Decorated four star General Stanley McChrystal also weighs in on a possible US strategy to defeat ISIS. He himself is very critical of the ‘whack-a-mole’ air and drone strikes and even of the significance of ISIS. He states that ISIS is a ‘symptom’ of a wider disease gripping the region; poverty, corruption, radicalism, interference from neighbouring states etc. McChrystal argues that the United States needs to take definitive steps in dealing with the wider issues in the middle east to prevent the conditions arising for the creation of a force like ISIS. And that ISIS is merely a symptom of the real problem. McChrystal’s approach then would also be a long term investment, involving cooperation on all levels of government, military, diplomatic, economic etc. In conjunction with a coalition of states all working towards a clearly defined end state. McChrystal follows the creed of famed Prussian General Moltke the Elder who believed a plan never survives first contact and thus focuses on flexibility.

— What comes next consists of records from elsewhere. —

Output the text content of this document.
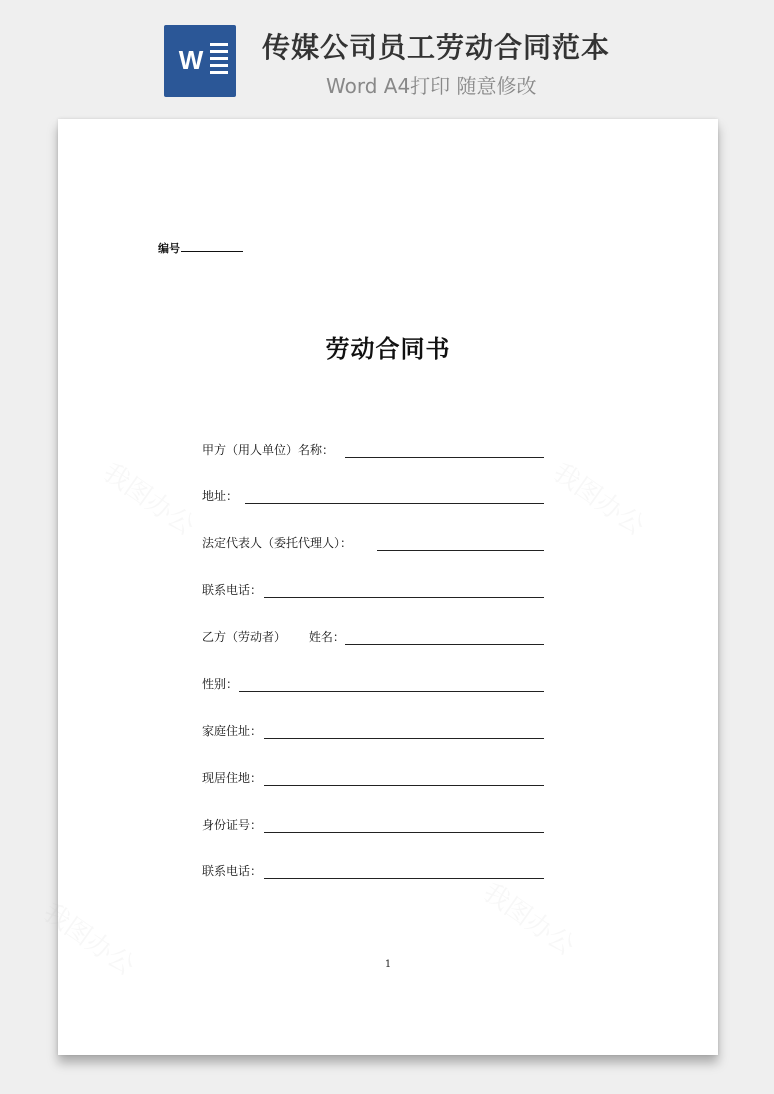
W 传媒公司员工劳动合同范本
Word A4打印 随意修改
我图办公	我图办公
我图办公	我图办公
编号
劳动合同书
甲方（用人单位）名称：
地址：
法定代表人（委托代理人）：
联系电话：
乙方（劳动者）      姓名：
性别：
家庭住址：
现居住地：
身份证号：
联系电话：
1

Finally, as Jessica Lewis writes in her report on ISIS, The Islamic State: A Counter-Strategy for a Counter-State, that a strategy to defeat ISIS would need to look to achieve a number of goals. These goals include the undermining of both ISIS’ military dominance by defeating them in the field and their state by destroying essential infrastructure, empower their many enemies to commit a united effort against them and ensure the survival of the Iraqi government as head of a stable state. While Lewis reminds the reader that hers is not a strategy but considerations for a strategy, we see from her observations that a truly effective effort to stop ISIS will take cold, hard commitment. In all three examples of potential strategy the same theme recurs, a need for increased effort. The current ‘whack-a-mole’ strategy does nothing but massage egos.

With this in mind then, one feels bewildered at the lack of decisive judgement our governments are taking. There is a lot of apprehension around the whole affair and no one wants another Iraq war. However: look at it this way. Imagine Iraq as a window in your house; if it’s smashed you need to fix it, but if you put a bag over the hole it won’t hold for long and the problem will resurface again and again and the debris that blows through will build and build.